Der evangelische Bischof Christian Stäblein hat zunehmende extreme Polarisierungen in der Gesellschaft kritisiert. Es habe sich an vielen Stellen eine „Empörungs- und Wutgesellschaft“ entwickelt, die der Demokratie schade, sagte Stäblein am Donnerstag in Berlin in seinem Bischofswort vor der Synode der Evangelischen Kirche Berlin-Brandenburg-schlesische Oberlausitz. Empörung sei „fast schon die regelhafte Rezeption von Ereignissen jedweder Art geworden“. Diese Empörungsgesellschaft habe auch die Kirche erreicht.
Seelsorge gegen Wutgesellschaft
Stäblein betonte, normale Polarisierung sei unproblematisch, denn sie diene der Sortierung und Etablierung sowie dem Diskurs von unterschiedlichen Positionen. Das Problem sei die zum Zweck der Demokratieschädigung betriebene Instrumentalisierung der Polarisierung. Dem müsse auch mit öffentlicher Seelsorge der Kirche begegnet werden. Dies bedeute unter anderem, Räume zu bieten, um Empörung zu äußern und darüber zu sprechen.

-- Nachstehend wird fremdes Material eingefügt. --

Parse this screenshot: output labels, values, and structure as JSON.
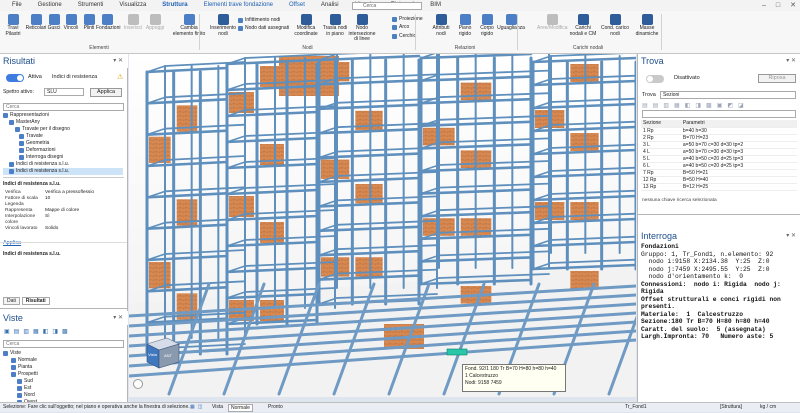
{
  "menu": [
    "File",
    "Gestione",
    "Strumenti",
    "Visualizza",
    "Struttura",
    "Elementi trave fondazione",
    "Offset",
    "Analisi",
    "Librerie",
    "Elaborati",
    "BIM"
  ],
  "menu_active": "Struttura",
  "menu_search": "Cerca",
  "ribbon": {
    "big": [
      {
        "l1": "Travi",
        "l2": "Pilastri"
      },
      {
        "l1": "Reticolari",
        "l2": ""
      },
      {
        "l1": "Gusci",
        "l2": ""
      },
      {
        "l1": "Vincoli",
        "l2": ""
      },
      {
        "l1": "Plinti",
        "l2": ""
      },
      {
        "l1": "Fondazioni",
        "l2": ""
      },
      {
        "l1": "Inserisci",
        "l2": ""
      },
      {
        "l1": "Appoggi",
        "l2": ""
      },
      {
        "l1": "Cambia",
        "l2": "elemento finito"
      },
      {
        "l1": "Inserimento",
        "l2": "nodi"
      },
      {
        "l1": "Modifica",
        "l2": "coordinate"
      },
      {
        "l1": "Trasla nodi",
        "l2": "in piano"
      },
      {
        "l1": "Nodo intersezione",
        "l2": "di linee"
      },
      {
        "l1": "Attributi",
        "l2": "nodi"
      },
      {
        "l1": "Piano",
        "l2": "rigido"
      },
      {
        "l1": "Corpo",
        "l2": "rigido"
      },
      {
        "l1": "Uguaglianza",
        "l2": ""
      },
      {
        "l1": "Aree/Modifica",
        "l2": ""
      },
      {
        "l1": "Carichi",
        "l2": "nodali e CM"
      },
      {
        "l1": "Cond. carico",
        "l2": "nodi"
      },
      {
        "l1": "Masse",
        "l2": "dinamiche"
      }
    ],
    "small": [
      "Infittimento nodi",
      "Nodo dati assegnati",
      "Proiezione",
      "Arco",
      "Cerchio"
    ],
    "groups": [
      "Elementi",
      "Nodi",
      "Relazioni",
      "Carichi nodali"
    ]
  },
  "left": {
    "title": "Risultati",
    "toggle_label": "Attiva",
    "indici_label": "Indici di resistenza",
    "spettro_label": "Spettro attivo:",
    "spettro_value": "SLU",
    "applica": "Applica",
    "search": "Cerca",
    "tree": [
      "Rappresentazioni",
      "MasterAny",
      "Travate per il disegno",
      "Travate",
      "Geometria",
      "Deformazioni",
      "Interroga disegni",
      "Indici di resistenza s.l.u.",
      "Indici di resistenza s.l.u."
    ],
    "props_title": "Indici di resistenza s.l.u.",
    "props": [
      [
        "Verifica",
        "Verifica a pressoflessio"
      ],
      [
        "Fattore di scala",
        "10"
      ],
      [
        "Legenda",
        ""
      ],
      [
        "Rappresenta",
        "Mappe di colore"
      ],
      [
        "Interpolazione colore",
        "Sì"
      ],
      [
        "Vincoli lavorato",
        "Solido"
      ]
    ],
    "applica2": "Applica",
    "prop_footer": "Indici di resistenza s.l.u.",
    "tabs": [
      "Dati",
      "Risultati"
    ],
    "viste_title": "Viste",
    "viste_search": "Cerca",
    "viste_tree": [
      "Viste",
      "Normale",
      "Pianta",
      "Prospetti",
      "Sud",
      "Est",
      "Nord",
      "Ovest",
      "Vista 1"
    ]
  },
  "right": {
    "title": "Trova",
    "toggle_label": "Disattivato",
    "btn": "Riposa",
    "trova_label": "Trova",
    "trova_value": "Sezioni",
    "cols": [
      "Sezione",
      "Parametri"
    ],
    "rows": [
      [
        "1 Rp",
        "b=40 h=30"
      ],
      [
        "2 Rp",
        "B=70 H=23"
      ],
      [
        "3 L",
        "a=50 b=70 c=30 d=30 tp=2"
      ],
      [
        "4 L",
        "a=50 b=70 c=30 d=30 tp=3"
      ],
      [
        "5 L",
        "a=40 b=50 c=20 d=25 tp=3"
      ],
      [
        "6 L",
        "a=40 b=50 c=20 d=25 tp=3"
      ],
      [
        "7 Rp",
        "B=50 H=21"
      ],
      [
        "12 Rp",
        "B=50 H=40"
      ],
      [
        "13 Rp",
        "B=12 H=25"
      ]
    ],
    "status": "nessuna chiave ricerca selezionata",
    "interroga_title": "Interroga",
    "interroga_lines": [
      {
        "t": "Fondazioni",
        "b": true
      },
      {
        "t": "Gruppo: 1, Tr_Fond1, n.elemento: 92",
        "b": false
      },
      {
        "t": "  nodo i:9158 X:2134.38  Y:25  Z:0",
        "b": false
      },
      {
        "t": "  nodo j:7459 X:2495.55  Y:25  Z:0",
        "b": false
      },
      {
        "t": "  nodo d'orientamento k:  0",
        "b": false
      },
      {
        "t": "Connessioni:  nodo i: Rigida  nodo j: Rigida",
        "b": true
      },
      {
        "t": "Offset strutturali e conci rigidi non presenti.",
        "b": true
      },
      {
        "t": "Materiale:  1  Calcestruzzo",
        "b": true
      },
      {
        "t": "Sezione:180 Tr B=70 H=80 h=80 h=40",
        "b": true
      },
      {
        "t": "Caratt. del suolo:  5 (assegnata)",
        "b": true
      },
      {
        "t": "Largh.Impronta: 70   Numero aste: 5",
        "b": true
      }
    ]
  },
  "tooltip": [
    "Fond. 92/1 180 Tr B=70 H=80 h=80 h=40",
    "1 Calcestruzzo",
    "Nodi: 9158 7459"
  ],
  "status": {
    "left": "Selezione: Fare clic sull'oggetto; nel piano e operativa anche la finestra di selezione.",
    "vista": "Vista",
    "vista_value": "Normale",
    "pronto": "Pronto",
    "right1": "Tr_Fond1",
    "right2": "[Struttura]",
    "right3": "kg / cm"
  },
  "viewcube": [
    "Vista",
    "ANT"
  ],
  "colors": {
    "accent": "#1e5fb4",
    "beam": "#5e8fbd",
    "wall": "#d8894e",
    "ground": "#eeeeee"
  }
}
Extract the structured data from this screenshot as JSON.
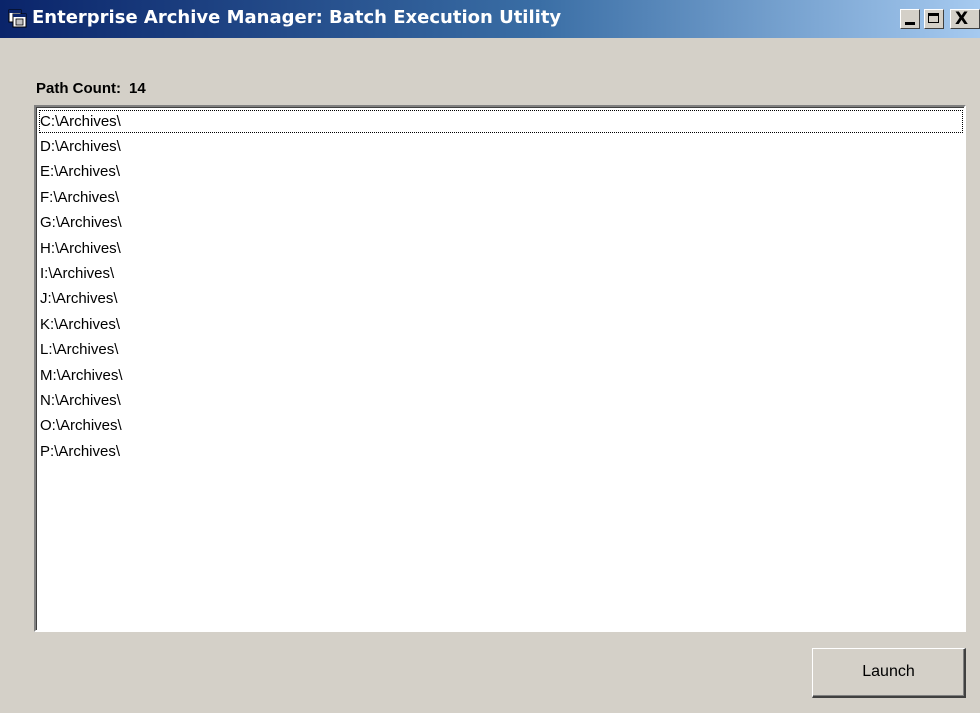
{
  "window": {
    "title": "Enterprise Archive Manager: Batch Execution Utility",
    "controls": {
      "minimize_icon": "minimize-icon",
      "maximize_icon": "maximize-icon",
      "close_glyph": "X"
    }
  },
  "path_count": {
    "label": "Path Count:",
    "value": "14"
  },
  "paths": [
    "C:\\Archives\\",
    "D:\\Archives\\",
    "E:\\Archives\\",
    "F:\\Archives\\",
    "G:\\Archives\\",
    "H:\\Archives\\",
    "I:\\Archives\\",
    "J:\\Archives\\",
    "K:\\Archives\\",
    "L:\\Archives\\",
    "M:\\Archives\\",
    "N:\\Archives\\",
    "O:\\Archives\\",
    "P:\\Archives\\"
  ],
  "launch_button": {
    "label": "Launch"
  },
  "colors": {
    "titlebar_start": "#0a246a",
    "titlebar_end": "#a6caf0",
    "face": "#d4d0c8"
  }
}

Seelsorge bedeute dabei nicht „weiches Reden“, sagte der Bischof: „Das kann und muss oft in aller Klarheit und Härte sein.“ Ein offener Gesprächsraum in der Kirche müsse „der mahnenden Verteidigung auch von Humanität und Freiheit in demokratischem Miteinander“ dienen. Es gehe um „öffentliches Sorgen um die Seelen, die verwundet sind, in Angst“.
Herausforderung Migration
Zum Thema Migration sagte der Bischof, der Schutz von Flüchtlingen dürfe nicht infrage gestellt werden. Zugleich dürften die Herausforderungen unter anderem durch die Fremdheit von Kulturen und Lebensweisen nicht kleingeredet werden. Wer dies verschweige, fördere den Populismus, der das Miteinander gefährde. Die gleiche Anerkennung der Geschlechter, ihre Chancen- und Berufschancengleichheit dürfe nicht zur Disposition gestellt werden. Zugleich sollte Rassismus, wie er in Stadtbild-Scheindebatten durchklinge, nicht akzeptiert werden.
Segen ist keine Trauung
Mit Blick auf die Aufregung um einen Segen für vier gemeinschaftlich in Liebe lebende Männer betonte Stäblein erneut, die Segenshandlung sei weder eine Hochzeit noch eine Trauung gewesen. Ein Segen sei Bitte und Zuspruch von Gottes Begleitung für Wege im Leben, „gemeinsame, schwere, leichte oder lange“. Trauungen für Gruppen oder Verbindungen von mehr als zwei Menschen gebe es in der Kirche nicht. Dem nach dem Segen für die vier Männer losgebrochenen Hass müsse entschieden widersprochen werden. Auch Queerfeindlichkeit dürfe nicht hingenommen werden.
Gegen Antisemitismus
Stäblein rief auch erneut zur Bekämpfung von Judenfeindlichkeit auf. Der Kampf „gegen Antisemitismus, das Menschheitsverbrechen, die Sünde“ bleibe weiter notwendig, sagte er. Es sei inakzeptabel, dass jüdische Restaurants in Berlin „nur noch unter schwerem Polizeischutz arbeiten können“ und dass sich Menschen aus Angst vor Angriffen fürchten, auf die Straße zu gehen.
Zugleich müsse auch das Leid der Menschen in Gaza gehört, gesehen und laut ausgesprochen werden, sagte Stäblein. Das Leid dort durch Bombardements, Zerstörung und Hunger bleibe Unrecht. Wo etwas für den Frieden getan werden könne, müsse es getan werden.